Officials had set a goal of $1.29 billion in revenue for the first half of the financial year, but its earnings by the end of the period met 86 percent of that at $1.11 billion.

Coffee earnings in Africa’s biggest exporter of the beans hit $320 million from the export of 95,102 tonnes, compared with a target of 105,793 tonnes, or $328 million in sales, according to the ministry of trade.

The country targets $939.5 million in coffee exports this year, nearly double the $528 million it earned during the 2009/2010 fiscal year.

Flower exports during the first half missed a target of $100.9 million, earning $76.5 million.

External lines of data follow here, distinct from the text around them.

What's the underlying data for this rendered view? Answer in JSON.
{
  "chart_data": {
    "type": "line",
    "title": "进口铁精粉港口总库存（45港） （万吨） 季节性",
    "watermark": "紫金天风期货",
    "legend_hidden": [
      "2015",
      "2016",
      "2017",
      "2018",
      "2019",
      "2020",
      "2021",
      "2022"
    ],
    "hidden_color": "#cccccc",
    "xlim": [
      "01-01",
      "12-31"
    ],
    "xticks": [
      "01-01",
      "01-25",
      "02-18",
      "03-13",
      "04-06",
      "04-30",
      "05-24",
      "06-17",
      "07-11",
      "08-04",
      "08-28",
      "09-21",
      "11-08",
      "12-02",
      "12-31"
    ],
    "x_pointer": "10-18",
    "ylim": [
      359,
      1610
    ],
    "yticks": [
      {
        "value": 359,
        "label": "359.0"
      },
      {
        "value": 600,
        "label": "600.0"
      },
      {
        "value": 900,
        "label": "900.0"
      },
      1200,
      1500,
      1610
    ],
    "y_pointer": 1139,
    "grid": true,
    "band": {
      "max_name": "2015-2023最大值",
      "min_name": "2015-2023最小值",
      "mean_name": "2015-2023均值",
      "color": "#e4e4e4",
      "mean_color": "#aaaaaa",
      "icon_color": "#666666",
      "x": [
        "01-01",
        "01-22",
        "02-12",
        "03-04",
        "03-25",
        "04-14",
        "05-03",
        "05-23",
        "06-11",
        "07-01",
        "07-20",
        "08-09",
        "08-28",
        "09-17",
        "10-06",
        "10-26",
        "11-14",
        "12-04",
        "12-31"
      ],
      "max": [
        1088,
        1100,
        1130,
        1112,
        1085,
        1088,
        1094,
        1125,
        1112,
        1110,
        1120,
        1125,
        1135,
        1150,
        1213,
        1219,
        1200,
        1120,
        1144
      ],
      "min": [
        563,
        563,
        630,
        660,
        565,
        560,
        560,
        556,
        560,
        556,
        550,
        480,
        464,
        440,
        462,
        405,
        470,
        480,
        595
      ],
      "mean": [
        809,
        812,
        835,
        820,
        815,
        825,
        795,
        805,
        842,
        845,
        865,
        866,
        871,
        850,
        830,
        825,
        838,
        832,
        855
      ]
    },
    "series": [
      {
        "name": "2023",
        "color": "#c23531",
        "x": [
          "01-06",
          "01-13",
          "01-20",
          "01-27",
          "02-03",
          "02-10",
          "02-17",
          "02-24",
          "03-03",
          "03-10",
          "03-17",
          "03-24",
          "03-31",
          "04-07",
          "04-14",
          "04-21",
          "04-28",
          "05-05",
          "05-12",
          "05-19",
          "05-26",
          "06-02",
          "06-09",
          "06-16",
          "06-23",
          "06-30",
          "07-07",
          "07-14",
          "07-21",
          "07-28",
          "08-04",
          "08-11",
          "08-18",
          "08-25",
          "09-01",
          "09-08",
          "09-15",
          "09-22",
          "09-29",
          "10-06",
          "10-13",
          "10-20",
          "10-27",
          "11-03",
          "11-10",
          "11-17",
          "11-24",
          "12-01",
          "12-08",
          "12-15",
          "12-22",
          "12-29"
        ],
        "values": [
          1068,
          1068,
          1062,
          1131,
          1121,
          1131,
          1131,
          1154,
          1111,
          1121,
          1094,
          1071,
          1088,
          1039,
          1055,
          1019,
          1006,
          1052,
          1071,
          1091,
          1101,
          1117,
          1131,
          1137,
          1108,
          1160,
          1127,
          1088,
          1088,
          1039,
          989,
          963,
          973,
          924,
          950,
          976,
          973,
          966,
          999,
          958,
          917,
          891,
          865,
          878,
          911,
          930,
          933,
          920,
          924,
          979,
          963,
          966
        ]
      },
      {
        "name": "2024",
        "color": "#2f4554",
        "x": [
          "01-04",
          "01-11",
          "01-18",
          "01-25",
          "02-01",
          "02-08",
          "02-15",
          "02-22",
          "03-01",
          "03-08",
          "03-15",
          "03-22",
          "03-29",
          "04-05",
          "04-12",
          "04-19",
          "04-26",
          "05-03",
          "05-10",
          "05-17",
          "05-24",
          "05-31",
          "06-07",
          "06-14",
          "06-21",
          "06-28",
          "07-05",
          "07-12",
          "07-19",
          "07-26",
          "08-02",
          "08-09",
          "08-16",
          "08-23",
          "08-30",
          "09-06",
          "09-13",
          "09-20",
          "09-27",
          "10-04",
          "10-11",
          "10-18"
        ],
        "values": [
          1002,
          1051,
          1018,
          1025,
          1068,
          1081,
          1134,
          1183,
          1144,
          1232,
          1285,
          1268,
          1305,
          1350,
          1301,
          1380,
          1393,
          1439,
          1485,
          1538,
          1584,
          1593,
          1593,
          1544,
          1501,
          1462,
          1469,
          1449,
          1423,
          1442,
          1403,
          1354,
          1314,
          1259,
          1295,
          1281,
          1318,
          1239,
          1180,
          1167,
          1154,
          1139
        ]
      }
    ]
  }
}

Investments into the sector have increased in recent years with incentives such as tax holidays, 35-year leases for land, and relatively low rates for renting land attracting increasing amounts of foreign businesses.

Exports of oil seeds also missed the target, hitting $102.8 million instead of $133.8 million for the period. Ethiopia is the world’s fourth-largest sesame exporter after China, India and Myanmar.


Gold exports overtook oil seeds as the second largest source of revenue during the first six months with exports topping $179 million, exceeding a target of $158 million.

The country has made $450.5 million from about 48 tonnes of gold exports in the last 10 years, according to the central National Bank of Ethiopia.

Ethiopia’s exports during the half-year period were also boosted by the rising sales of khat, a narcotic leaf popular in the region.

The commodity brought in $126 million in exports during the first six months of 2010/2011, beating a target of $119.6 million. Khat exports fetched $209 million the whole of last year.